Having taken on his new role five months ago, Binotto was asked of his first impressions of Hinwil and the job that the team has ahead of it before 2026. Ferrari's former team boss explained that while the engineering capacity is great, there are some key areas that need to go through a significant improvement.
"I think the impressions after [five] months are very similar to the one after two weeks at the end, because when you join, the first impressions you've got often are the right one.
"Obviously I've got the benchmark of my past life, different team, but certainly a top competitor, and the comparison is straightforward in all the areas. I don't think there is something, it's about everything at the end. The team in there is a great team. The people are great people.
"I think we’ve got good people for our foundations for the future, but then you look at the gap and dimensions, it's 400 people less to a top team. It's a lot of less manufacturing capacity, engineering capacity, a simulator which is very old.
"So I think the entire facility, so it's everything at the end that's required. But we knew that, we know that, we know it's a long journey for us. It's not something that you can turn in a couple of months or a couple of seasons.
"We always said that our objective is becoming successful by 2030, the end of the decade. But I think it's exactly what it's required in terms of time to get there. And even that time, I think, is very challenging, by the way.
Pushed on to reveal what the team will need beside the hardware, Binotto has pinpointed the mentality which needs to be changed from the "survival mode" into a winning mentality in the future.
"As a matter of fact, I think that team in the last year's decade has been there surviving, in a survival mode. So at the end, it was about surviving, participating, trying to get the best out of it. But a winning mentality, a winning mindset, it's a different approach.
"So there is certainly a lot that needs to be done in terms of culture, in terms of behaviours. Again, I think it's going together with what we just mentioned before. It's a long journey, we know about that, and acting on behaviours, maybe it's even the most difficult.

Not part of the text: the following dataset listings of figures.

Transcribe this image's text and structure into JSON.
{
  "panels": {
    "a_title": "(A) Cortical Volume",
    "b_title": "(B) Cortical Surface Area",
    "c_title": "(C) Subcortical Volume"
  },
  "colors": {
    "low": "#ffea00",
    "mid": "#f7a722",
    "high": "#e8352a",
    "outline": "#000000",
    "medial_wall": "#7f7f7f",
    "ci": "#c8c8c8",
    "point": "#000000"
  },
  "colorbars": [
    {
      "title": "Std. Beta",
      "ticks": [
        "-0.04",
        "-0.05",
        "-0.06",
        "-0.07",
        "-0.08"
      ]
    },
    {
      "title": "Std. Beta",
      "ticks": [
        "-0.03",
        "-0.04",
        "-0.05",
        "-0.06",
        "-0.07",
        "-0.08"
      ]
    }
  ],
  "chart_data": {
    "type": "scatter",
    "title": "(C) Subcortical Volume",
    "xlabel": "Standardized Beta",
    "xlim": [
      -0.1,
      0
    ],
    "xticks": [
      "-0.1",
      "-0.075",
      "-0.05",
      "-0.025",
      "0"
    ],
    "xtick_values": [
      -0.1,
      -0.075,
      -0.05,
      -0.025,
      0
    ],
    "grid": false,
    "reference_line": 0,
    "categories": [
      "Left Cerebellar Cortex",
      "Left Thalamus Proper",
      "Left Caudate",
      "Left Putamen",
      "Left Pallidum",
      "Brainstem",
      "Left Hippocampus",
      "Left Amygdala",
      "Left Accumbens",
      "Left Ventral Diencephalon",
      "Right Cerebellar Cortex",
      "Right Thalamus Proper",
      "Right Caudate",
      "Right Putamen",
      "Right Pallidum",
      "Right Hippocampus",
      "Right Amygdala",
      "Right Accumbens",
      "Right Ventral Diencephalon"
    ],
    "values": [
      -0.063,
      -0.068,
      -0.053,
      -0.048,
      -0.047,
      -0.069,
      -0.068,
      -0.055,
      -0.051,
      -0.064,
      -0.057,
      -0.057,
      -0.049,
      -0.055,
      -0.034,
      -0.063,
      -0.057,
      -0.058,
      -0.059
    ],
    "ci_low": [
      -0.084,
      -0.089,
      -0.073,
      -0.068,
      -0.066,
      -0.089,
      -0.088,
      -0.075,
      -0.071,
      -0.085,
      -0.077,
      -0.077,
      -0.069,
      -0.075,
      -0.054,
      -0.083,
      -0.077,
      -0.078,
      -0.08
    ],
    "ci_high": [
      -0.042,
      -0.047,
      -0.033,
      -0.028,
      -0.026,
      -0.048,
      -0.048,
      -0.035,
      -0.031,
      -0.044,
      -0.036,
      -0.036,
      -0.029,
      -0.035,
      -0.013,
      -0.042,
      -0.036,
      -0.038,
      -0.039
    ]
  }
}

"But we have started our journey. I think we've got a few projects. You mentioned the last four months. I have to say that since I started already, a lot has happened since then, which is not only the improvement at the racetrack, signing Bortoleto, having a new line-up for next year.
"It's about Qatar as well, investment and partnership, which for us it's a lot of capital injection but showing that overall as a team we are moving in in that direction with I think the right approach, the right thinking, thinking big, which is exactly the mindset we're discussing about," concluded Binotto.